The Relationship Is No Longer Mutually Beneficial
Much has been made this year of the decline in Putin’s much vaunted approval ratings. In January this year, state pollster VTsIOM found that just 33% of Russians had trust in the president, a 13 year low. Since then, the percentage has fallen yet further. Nonetheless, Putin’s overall approval rating remains at 60%. This is undeniably still high in comparison to the ratings of western leaders, but it still represents a decline of 30% from the 2015 post-Crimea peak.
This begs the question: If the ROC originally benefited from allying itself with a popular president, is it now witnessing its own popularity decline along with Putin’s? On September 19th, the Kennan Institute hosted a discussion of the Russian regional elections with Russian political and sociological experts Valeriy Solovey, Ella Paneyakh, and Mikhail Vinogradov. During the panel, Paneyakh made a salient point. The ROC is torn between appealing to two disparate demographics: The approximately 90% of Russians who identify as Orthodox and the small 10% who actually practice the faith. If the ROC continues to ally itself unequivocally with the authorities, it risks alienating the 90% and, with it, its own dominant cultural position. As stated above, the ROC leadership so far remains faithful to the State, but wavering among lower level members highlights this internal struggle.
Perhaps Even…. Genuine Spiritual Qualms?
Beyond the politically pragmatic considerations, it is also – of course – possible that the ROC rank and file may find alliance with the State increasingly at odds with their spiritual beliefs. Patriarch Kirill may claim that pacifists “misinterpret the bible”, but the State’s increasingly militarised ideology (read: Patriot Park cathedral), and police violence against protesters – many of them young – is likely to trouble by the consciences of more than a few ROC priests.
The Ukraine Factor
As always when it comes to any Russian issue, Ukraine is never far away. In the wake of the Euromaidan, the Ukrainian Orthodox Church gained autocephaly, i.e. independence from the ROC in January this year. Through their actions during the Euromaidan, Ukrainian churches undoubtedly increased their standing in public esteem. It would not be far fetched to imagine that members of the ROC are looking across the border, anxious that lay Russians are doing the same and therefore comparing them unfavorably to their Ukrainian counterparts. Might some ROC members want to nip that possibility in the bud by tentatively siding with the protesters? I think it’s possible.

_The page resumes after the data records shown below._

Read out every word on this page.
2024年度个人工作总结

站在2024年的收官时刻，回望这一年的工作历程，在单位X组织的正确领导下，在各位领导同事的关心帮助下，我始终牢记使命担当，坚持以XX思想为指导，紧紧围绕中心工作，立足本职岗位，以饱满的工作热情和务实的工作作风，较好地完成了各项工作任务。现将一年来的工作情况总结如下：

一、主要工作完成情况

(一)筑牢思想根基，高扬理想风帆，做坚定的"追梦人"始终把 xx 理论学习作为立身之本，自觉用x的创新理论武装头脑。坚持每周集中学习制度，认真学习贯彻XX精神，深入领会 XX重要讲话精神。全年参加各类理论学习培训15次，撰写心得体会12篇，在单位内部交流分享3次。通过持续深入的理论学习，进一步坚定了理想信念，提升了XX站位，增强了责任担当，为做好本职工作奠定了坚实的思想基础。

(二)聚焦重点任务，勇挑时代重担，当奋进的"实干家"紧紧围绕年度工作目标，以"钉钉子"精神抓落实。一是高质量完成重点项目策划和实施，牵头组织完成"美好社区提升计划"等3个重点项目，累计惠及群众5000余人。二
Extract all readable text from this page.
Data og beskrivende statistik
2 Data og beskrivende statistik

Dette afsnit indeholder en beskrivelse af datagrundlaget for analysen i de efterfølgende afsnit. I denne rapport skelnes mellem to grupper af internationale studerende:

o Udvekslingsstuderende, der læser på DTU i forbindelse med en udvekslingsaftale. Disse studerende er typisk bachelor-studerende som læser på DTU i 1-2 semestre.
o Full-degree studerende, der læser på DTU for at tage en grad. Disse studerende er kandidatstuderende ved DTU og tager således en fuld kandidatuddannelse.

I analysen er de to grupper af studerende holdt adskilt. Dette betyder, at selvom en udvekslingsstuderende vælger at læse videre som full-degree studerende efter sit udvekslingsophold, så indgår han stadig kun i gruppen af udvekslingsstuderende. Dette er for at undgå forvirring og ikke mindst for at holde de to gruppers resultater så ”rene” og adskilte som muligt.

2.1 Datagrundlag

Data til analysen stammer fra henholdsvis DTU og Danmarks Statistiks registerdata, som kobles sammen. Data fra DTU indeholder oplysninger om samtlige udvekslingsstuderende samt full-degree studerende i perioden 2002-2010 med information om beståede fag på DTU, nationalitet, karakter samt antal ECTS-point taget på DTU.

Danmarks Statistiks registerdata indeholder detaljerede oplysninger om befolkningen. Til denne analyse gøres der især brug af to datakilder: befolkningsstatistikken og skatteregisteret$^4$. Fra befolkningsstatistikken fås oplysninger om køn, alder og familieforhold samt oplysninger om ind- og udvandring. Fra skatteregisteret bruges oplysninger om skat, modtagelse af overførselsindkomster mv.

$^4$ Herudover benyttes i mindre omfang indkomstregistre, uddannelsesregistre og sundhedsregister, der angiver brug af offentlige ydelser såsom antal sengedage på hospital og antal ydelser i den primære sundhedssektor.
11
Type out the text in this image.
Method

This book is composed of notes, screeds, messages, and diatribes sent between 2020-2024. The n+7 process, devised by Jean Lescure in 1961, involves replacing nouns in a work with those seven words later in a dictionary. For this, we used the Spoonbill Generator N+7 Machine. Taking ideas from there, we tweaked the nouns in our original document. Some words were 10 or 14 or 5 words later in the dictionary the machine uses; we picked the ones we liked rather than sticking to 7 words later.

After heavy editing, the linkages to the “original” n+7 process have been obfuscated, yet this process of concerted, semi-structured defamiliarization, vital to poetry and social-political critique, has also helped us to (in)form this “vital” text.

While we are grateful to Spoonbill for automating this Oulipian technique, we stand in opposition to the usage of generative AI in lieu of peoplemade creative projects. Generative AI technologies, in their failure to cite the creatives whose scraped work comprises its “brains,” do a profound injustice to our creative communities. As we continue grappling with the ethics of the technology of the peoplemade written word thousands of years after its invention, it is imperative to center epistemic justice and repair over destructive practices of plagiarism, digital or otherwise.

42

A Weakened State, a Divided Church
So where does this nascent schism between the Russian Church and State leave us? In the case of the former, the tension between those who want to appeal to the largely non-practising 90% and those who want only to appeal to the conservative hardliners (highlighted by Paneyakh) becomes ever more exacerbated. In the case of the latter, the ROC’s faltering support – even if this faltering only effects a minority – can only put a dent in the moral and spiritual legitimacy (and superiority) that it has claimed since 2012. As yet, it is far too early to make any definitive judgement as to the future of Church/State relations. However, with increasing media attention paid to the tensions in their alliance, and the general oppositional mood showing no signs of abating, it is certain that the future path of the holy tandem will be far from smooth.